How i can map this information to Charts. i..e. Hive canary chart. How i can map if the charts are associated with an issue. Any detailed information related to charts is required by me. How to corelate an issue with charts.
If you don't mind, could you please share us which charts you would like to understand and also the errors which you would like to correlate with charts so that we will get a chance to help you in understanding ClouderaManager-->charts
This is a Hive Metastore health test that checks that a client can connect and perform basic operations. The operations include: (1) creating a database, (2) creating a table within that database with several types of columns and two partition keys, (3) creating a number of partitions, and (4) dropping both the table and the database. The database is created under the /user/hue/.cloudera_manager_hive_metastore_canary/<Hive Metastore role name>/ and is named "cloudera_manager_metastore_canary_test_db". The test returns "Bad" health if any of these operations fail. The test returns "Concerning" health if an unknown failure happens. The canary publishes a metric 'canary_duration' for the time it took for the canary to complete. Here is an example of a trigger, defined for the Hive Metastore role configuration group, that changes the health to "Bad" when the duration of the canary is longer than 5 sec: "IF (SELECT canary_duration WHERE entityName=$ROLENAME AND category = ROLE and last(canary_duration) > 5s) DO health:bad" A failure of this health test may indicate that the Hive Metastore is failing basic operations. Check the logs of the Hive Metastore and the Cloudera Manager Service Monitor for more details. This test can be enabled or disabled using the Hive Metastore Canary Health Test Hive Metastore monitoring setting.

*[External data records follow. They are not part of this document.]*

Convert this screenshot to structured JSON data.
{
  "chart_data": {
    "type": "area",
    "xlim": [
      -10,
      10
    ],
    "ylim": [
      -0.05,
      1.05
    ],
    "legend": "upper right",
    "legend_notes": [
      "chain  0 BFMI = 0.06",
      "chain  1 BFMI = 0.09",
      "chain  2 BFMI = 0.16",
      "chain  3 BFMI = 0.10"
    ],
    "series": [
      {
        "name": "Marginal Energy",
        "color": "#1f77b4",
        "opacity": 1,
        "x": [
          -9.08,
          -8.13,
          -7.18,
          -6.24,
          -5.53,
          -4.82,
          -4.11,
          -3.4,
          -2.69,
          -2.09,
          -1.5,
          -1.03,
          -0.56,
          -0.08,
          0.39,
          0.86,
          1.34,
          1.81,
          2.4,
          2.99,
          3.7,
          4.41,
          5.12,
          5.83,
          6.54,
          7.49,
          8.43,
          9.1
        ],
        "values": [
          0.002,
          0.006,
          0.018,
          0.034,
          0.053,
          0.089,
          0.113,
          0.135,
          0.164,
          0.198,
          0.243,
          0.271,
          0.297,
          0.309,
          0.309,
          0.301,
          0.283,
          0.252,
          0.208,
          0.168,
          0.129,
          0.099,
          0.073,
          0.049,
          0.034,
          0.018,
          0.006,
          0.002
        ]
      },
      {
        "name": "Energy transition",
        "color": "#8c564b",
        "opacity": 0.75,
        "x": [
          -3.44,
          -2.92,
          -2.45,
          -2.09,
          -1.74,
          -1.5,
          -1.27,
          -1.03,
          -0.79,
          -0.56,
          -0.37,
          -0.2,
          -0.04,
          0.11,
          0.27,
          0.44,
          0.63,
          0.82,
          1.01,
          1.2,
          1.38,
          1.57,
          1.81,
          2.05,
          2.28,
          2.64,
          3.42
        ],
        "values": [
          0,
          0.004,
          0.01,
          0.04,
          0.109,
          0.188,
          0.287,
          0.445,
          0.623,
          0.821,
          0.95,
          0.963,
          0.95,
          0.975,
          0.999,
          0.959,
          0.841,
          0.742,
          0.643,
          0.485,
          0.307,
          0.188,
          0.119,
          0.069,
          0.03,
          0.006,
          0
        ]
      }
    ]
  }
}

Check how much JVM Heap had been used for the service (HS2 etc..) for which you received this Alert.
From the alert, you can see that JVM pause takes 2+min and you have configured to alert if GC pause takes 60% of 1min. You should see the JVM Heap Memory Usage and GC pause charts in the Service(for which you see this alert) and check If the heap is constantly high then that is the likely reason. In that case, the solution could be a simple as increasing the heap size.